Authors: Stacia Deutsch and Rhody Cohon
Illustrator: David Wenzel
Publisher: Aladdin Paperbacks
ISBN: 978-0 – 689870255

Walt Disney started so many things! If he had quit and never made Steamboat Willie, the world would be a lot less fun,” Abigail explains in Disney's Dream(Blast To The Past) a children’s book written by Stacia Deutsch and Rhody Cohon.

With one hundred and eight pages, this paperback book is targeted toward ages seven to ten years old, has no profanity and no questionable or scary scenes. Illustrator David Wenzel provides an adventurous drawing on the front cover of four children falling through a time-travel hole. The back cover has two paragraphs about the book and a rendering of Walt Disney and mentions the next two books in the series.

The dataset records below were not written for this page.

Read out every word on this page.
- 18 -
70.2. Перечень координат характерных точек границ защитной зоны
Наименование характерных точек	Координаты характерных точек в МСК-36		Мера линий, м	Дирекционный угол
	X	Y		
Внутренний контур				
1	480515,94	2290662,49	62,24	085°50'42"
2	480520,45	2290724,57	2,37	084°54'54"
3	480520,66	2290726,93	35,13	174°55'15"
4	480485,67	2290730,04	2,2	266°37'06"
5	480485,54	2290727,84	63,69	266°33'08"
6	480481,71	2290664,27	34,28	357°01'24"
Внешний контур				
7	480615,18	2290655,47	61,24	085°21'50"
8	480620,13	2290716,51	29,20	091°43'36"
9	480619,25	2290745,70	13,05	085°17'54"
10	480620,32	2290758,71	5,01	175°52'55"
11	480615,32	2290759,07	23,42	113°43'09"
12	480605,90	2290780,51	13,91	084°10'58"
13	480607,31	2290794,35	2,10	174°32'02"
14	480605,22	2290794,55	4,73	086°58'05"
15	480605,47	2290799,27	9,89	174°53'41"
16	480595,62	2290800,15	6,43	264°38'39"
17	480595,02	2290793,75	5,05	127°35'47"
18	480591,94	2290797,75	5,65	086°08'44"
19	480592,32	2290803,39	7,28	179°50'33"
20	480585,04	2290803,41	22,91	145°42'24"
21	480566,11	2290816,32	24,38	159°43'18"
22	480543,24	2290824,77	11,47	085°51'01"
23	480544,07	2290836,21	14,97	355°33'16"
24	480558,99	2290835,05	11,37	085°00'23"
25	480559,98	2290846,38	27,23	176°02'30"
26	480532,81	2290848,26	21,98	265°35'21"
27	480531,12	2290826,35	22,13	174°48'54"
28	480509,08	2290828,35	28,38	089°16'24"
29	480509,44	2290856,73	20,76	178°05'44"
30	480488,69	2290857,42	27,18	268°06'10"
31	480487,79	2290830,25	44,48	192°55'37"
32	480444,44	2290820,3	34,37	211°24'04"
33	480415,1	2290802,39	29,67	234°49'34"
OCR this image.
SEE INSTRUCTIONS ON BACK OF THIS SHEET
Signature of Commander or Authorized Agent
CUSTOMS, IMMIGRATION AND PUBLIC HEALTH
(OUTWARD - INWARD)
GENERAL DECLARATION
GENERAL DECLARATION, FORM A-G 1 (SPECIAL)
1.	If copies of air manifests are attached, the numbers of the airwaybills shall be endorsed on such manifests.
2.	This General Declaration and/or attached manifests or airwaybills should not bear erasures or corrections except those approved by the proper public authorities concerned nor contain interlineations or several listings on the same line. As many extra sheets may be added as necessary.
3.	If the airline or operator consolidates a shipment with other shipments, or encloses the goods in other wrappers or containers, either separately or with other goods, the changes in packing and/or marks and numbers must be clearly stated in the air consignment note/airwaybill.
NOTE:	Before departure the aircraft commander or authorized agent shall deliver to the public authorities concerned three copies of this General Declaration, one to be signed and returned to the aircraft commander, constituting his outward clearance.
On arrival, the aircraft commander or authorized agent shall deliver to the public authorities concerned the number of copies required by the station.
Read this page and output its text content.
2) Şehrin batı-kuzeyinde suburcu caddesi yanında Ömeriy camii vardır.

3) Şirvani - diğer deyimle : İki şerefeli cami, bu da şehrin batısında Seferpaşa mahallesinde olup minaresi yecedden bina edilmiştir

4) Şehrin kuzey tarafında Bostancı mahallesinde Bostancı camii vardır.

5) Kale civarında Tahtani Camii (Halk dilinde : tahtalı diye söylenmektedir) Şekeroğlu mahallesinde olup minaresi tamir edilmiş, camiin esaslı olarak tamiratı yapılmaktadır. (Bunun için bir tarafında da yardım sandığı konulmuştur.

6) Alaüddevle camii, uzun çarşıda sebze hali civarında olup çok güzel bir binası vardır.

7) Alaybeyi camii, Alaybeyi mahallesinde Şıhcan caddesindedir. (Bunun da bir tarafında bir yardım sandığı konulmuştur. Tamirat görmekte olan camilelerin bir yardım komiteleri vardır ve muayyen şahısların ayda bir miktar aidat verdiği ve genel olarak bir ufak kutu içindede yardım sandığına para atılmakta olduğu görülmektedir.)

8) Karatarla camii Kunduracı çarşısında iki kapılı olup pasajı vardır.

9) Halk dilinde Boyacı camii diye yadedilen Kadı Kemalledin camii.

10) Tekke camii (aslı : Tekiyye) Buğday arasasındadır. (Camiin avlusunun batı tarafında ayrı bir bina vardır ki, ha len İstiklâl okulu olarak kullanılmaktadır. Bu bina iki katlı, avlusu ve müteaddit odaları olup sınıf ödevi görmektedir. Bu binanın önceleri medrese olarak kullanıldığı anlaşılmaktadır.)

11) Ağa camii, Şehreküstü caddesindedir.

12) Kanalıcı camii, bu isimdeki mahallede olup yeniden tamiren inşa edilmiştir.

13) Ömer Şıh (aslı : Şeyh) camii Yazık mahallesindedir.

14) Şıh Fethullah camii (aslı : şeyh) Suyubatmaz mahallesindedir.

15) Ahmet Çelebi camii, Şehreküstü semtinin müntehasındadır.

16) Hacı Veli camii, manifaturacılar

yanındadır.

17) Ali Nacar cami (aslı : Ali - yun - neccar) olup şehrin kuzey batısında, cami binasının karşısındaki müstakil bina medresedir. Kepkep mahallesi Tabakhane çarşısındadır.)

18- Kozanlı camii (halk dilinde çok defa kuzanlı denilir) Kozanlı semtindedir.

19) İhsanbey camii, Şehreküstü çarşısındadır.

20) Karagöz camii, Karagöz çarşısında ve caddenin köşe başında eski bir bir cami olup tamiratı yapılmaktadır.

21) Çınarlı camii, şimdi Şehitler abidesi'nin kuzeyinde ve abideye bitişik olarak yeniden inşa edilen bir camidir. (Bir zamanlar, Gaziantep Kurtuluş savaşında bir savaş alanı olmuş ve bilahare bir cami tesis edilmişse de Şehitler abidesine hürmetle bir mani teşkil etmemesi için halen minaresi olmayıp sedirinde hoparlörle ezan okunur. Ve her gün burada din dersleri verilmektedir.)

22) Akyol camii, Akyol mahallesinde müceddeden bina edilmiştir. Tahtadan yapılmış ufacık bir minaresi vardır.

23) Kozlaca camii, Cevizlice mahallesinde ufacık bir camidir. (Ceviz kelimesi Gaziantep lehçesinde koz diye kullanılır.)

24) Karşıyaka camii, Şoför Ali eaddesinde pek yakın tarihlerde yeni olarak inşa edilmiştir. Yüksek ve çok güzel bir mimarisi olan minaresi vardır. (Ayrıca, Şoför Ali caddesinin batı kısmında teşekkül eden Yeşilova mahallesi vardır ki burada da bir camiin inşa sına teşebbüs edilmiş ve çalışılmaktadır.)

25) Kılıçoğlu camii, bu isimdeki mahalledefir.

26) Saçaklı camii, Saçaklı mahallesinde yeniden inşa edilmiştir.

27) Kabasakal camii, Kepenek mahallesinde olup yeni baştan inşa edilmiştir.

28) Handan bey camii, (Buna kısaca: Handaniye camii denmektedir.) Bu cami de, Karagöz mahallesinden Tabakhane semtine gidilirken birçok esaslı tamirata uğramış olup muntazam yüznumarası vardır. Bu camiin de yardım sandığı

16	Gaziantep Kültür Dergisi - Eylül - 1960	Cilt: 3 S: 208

Inside there are ten black and white drawings along with a photograph of the B.S. Moss Colony Theatre, built in 1928. Also included at the end of the book is an explanation by the authors of fact verses fiction about Disney, Mickey Mouse and making the first cartoon with synchronized sound.

The main object of this series is to ask young children what if a person in the past did not create, state, make or invent something that changed our lives today but quit instead. This book hones in on the media visionary Walt Disney making the first seven minute cartoon complete with matching sound, Steamboat Willie.

Like the prior book, this tome is told in first person by inquisitive Abigail, a third grader who meets her three friends early at school Monday morning before class. When new student Bo, twins Jacob and Zack and Abigail cannot find their teacher, they take the initiative to travel back in time to 1928 using his time machine to convince Walt Disney to record the music, sounds and words to his short cartoon, the first in the movie industry. However, Mr. Disney has run out of money, blown several recording tubes and wants to quit until the four kids take him back to current day and show him one of his movies at the local theater where Abigail’s sister works. Of course, Disney is enamored with the sound and goes to the projection room to locate its source. Abigail’s testy, older sister threatens to blow their cover until she is included in convincing Disney to complete his innovative idea. They all go back in time again and record the cartoon with money Disney’s brother sent after selling his car. All is resolved and Abigail and her sister make amends in the process.

Although there are a few intentional misspellings for emphasis, the book teaches young readers the Swahili “hakuna matata” phrase meaning “no worries” and what mirth is. This book does an exceptional job of teaching and informing our kids in an enthusiastic way about something as innocuous as how Disney’s cartoon changed the movie industry to what it is today. Kudos to both authors for explaining American culture in an engaging, adventurous yet academic way.